Institute of Medical Biometry and Informatics, Medical Center, University of Freiburg, Freiburg, Germany.
Catheter Cardiovasc Interv. 2016 Mar;87(4):807-17. doi: 10.1002/ccd.26260. Epub 2015 Oct 26.
Aortic annulus rupture is a rare, but potentially fatal complication of transcatheter aortic valve replacement (TAVR), especially when it occurs by balloon-expandable devices. In order to improve the predictability of procedures and avoid ruptures we investigated whether or not the aortic root volume measures is a useful indicator of risk, and if it could be useful for the prosthesis size selection.

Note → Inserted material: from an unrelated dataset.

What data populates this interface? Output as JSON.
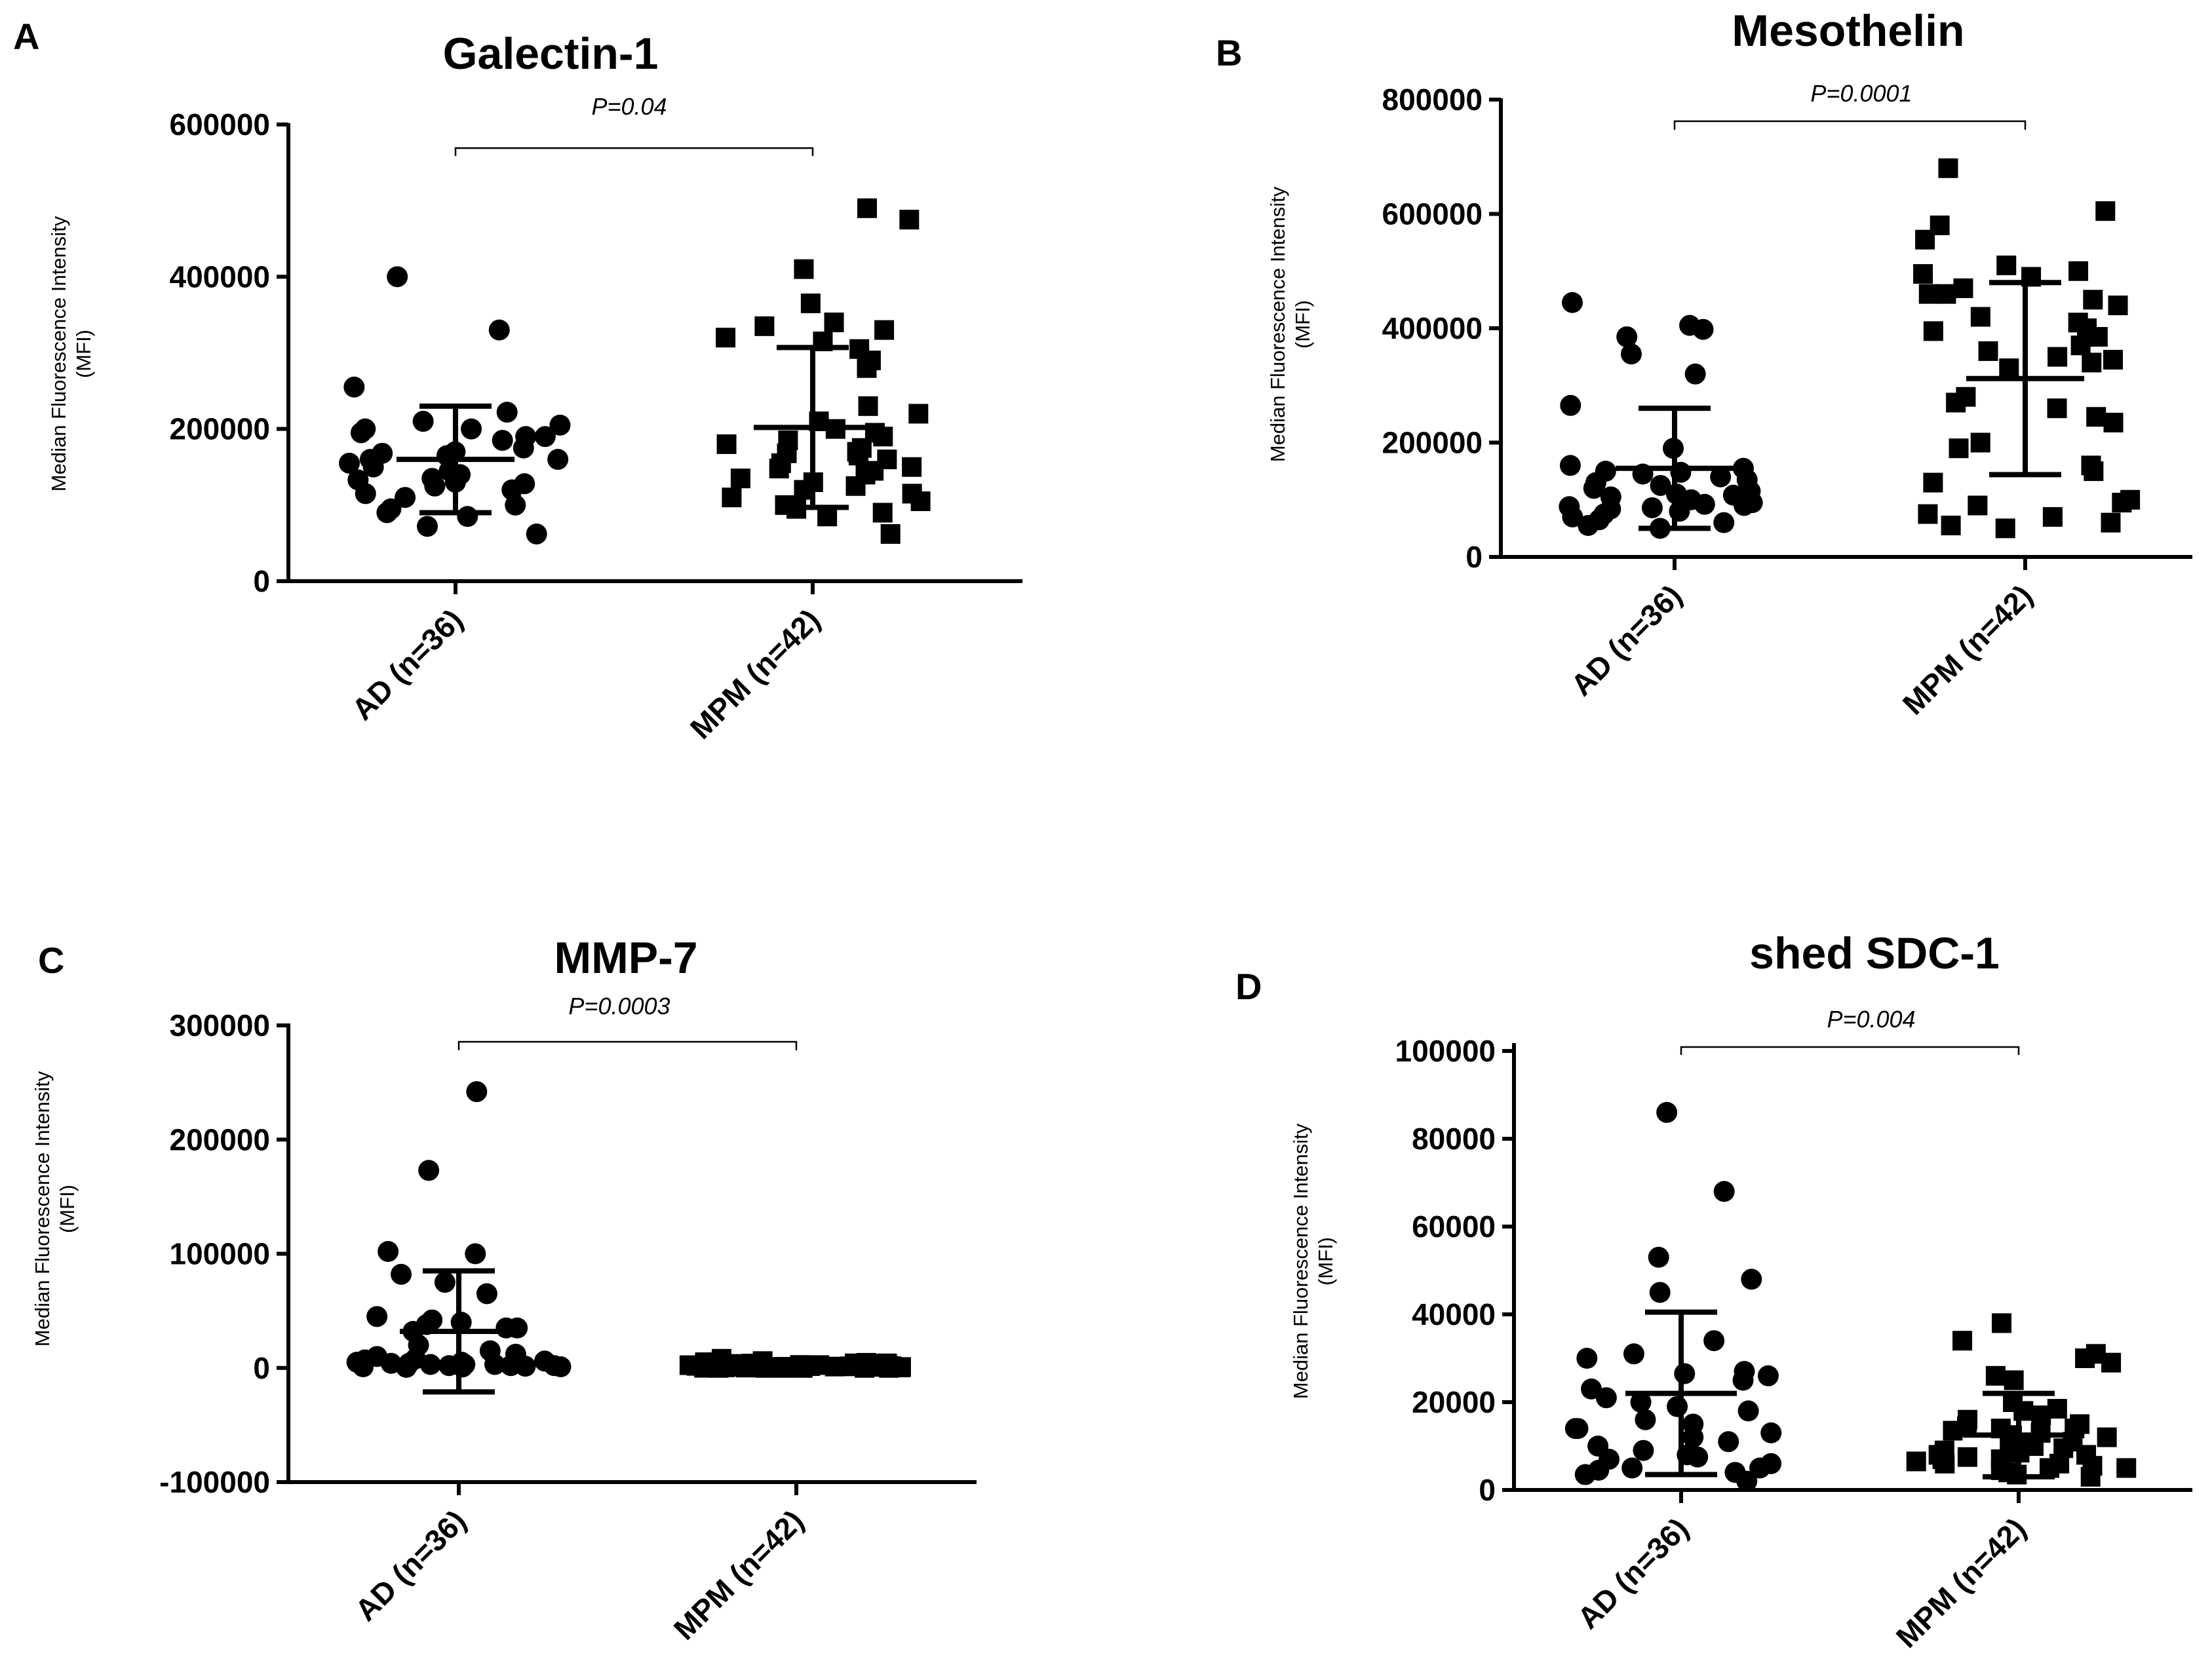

From a retrospective series of 172 TAVR patients, seven experienced contained aortic annulus ruptures. The receiver operating curves were used to illustrate sensitivity and specificity of the different aortic annulus size and aortic root volume measures. The annulus area oversizing of ≥20% resulted in a sensitivity of 100%, specificity of 55.76%, and positive predictive value (PPV) of 8.75%. In patients receiving 26 mm prostheses, the aortic root volume (ARV <13600 mm(3)) provided a better specificity and PPV (79.63 and 18.52%, respectively). A two-step testing procedure considering the area derived average annulus diameter (Darea <23 mm) as a first separating parameter and then the ARV (<13,600 mm(3)) as a further indicator showed the most promising results with the PPV of 31.25%. Regardless of the procedure steps no false negative results were predicted.
Our data show that the ARV provides a better predictive value for correct prosthesis sizing than established annulus measurements, especially in 'borderline' annuli. We suggest a two-step testing procedure for prostheses size selection, considering Darea and ARV to minimize the risk of annulus rupture. Prospective studies and examination of larger datasets are warranted to confirm these findings.
主动脉瓣环破裂是经导管主动脉瓣置换术(TAVR)一种罕见但可能致命的并发症,尤其是在使用球囊扩张装置时发生。为了提高手术的可预测性并避免破裂,我们研究了主动脉根部容积测量是否是一个有用的风险指标,以及它是否有助于假体尺寸的选择。
在172例TAVR患者的回顾性系列研究中,7例发生了局限性主动脉瓣环破裂。采用受试者工作特征曲线来说明不同主动脉瓣环大小和主动脉根部容积测量的敏感性和特异性。瓣环面积过大≥20%时,敏感性为100%,特异性为55.76%,阳性预测值(PPV)为8.75%。在接受26mm假体的患者中,主动脉根部容积(ARV<13600mm³)具有更好的特异性和PPV(分别为79.63%和18.52%)。一个两步测试程序,首先将面积推导的平均瓣环直径(Darea<23mm)作为一个分离参数,然后将ARV(<13600mm³)作为进一步的指标,显示出最有前景的结果,PPV为31.25%。无论手术步骤如何,均未预测到假阴性结果。
我们的数据表明,与既定的瓣环测量相比,ARV对正确的假体尺寸选择具有更好的预测价值,尤其是在“临界”瓣环中。我们建议采用一个两步测试程序来选择假体尺寸,考虑Darea和ARV以尽量降低瓣环破裂的风险。需要进行前瞻性研究和检查更大的数据集来证实这些发现。